Applying ViT in Generalized Few-shot Semantic Segmentation
Liyuan Geng, Jinhong Xia, Yuanhe Guo
TL;DR
The paper investigates applying Vision Transformer (ViT) backbones to Generalized Few-shot Semantic Segmentation (GFSS), comparing ResNet and ViT-based models with various decoders. Using base training on base classes and inference with augmented decoders, it reveals that DINOv2-backed models paired with a Linear Classifier often outperform ResNet-based setups on PASCAL-$5^i$, while Mask Transformer decoders are prone to overfitting in GFSS. The study highlights the strong few-shot learning capability of large ViT models, particularly DINOv2, and identifies a caveat: pure ViT-based encoders with large decoders may overfit, requiring careful architectural choices. Overall, the work demonstrates the potential of ViT-based GFSS systems and provides practical guidance on backbone-decoder combinations for better base-novel class generalization.
Abstract
This paper explores the capability of ViT-based models under the generalized few-shot semantic segmentation (GFSS) framework.
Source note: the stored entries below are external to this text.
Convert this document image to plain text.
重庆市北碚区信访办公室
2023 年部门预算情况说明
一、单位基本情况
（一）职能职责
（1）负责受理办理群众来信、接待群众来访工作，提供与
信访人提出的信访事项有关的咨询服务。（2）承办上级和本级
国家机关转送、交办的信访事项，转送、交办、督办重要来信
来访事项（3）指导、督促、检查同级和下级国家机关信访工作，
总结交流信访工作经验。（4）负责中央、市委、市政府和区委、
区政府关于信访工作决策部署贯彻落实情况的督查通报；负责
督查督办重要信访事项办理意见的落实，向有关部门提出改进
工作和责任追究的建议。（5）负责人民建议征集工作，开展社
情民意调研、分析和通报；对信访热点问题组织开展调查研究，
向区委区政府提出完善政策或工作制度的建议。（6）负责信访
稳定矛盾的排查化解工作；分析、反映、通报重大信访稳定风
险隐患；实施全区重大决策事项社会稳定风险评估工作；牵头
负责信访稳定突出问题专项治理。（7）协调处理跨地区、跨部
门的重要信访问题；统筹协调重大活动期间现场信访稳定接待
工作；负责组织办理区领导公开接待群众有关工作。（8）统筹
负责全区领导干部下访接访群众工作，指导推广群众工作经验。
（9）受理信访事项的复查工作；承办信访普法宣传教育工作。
We conduct experiments with various combinations of backbone models, including ResNets and pretrained Vision Transformer (ViT)-based models, along with decoders featuring a linear classifier, UPerNet, and Mask Transformer. The structure made of DINOv2 and linear classifier takes the lead on popular few-shot segmentation bench mark PASCAL-$5^i$, substantially outperforming the best of ResNet structure by 116% in one-shot scenario. We demonstrate the great potential of large pretrained ViT-based model on GFSS task, and expect further improvement on testing benchmarks. However, a potential caveat is that when applying pure ViT-based model and large scale ViT decoder, the model is easy to overfit.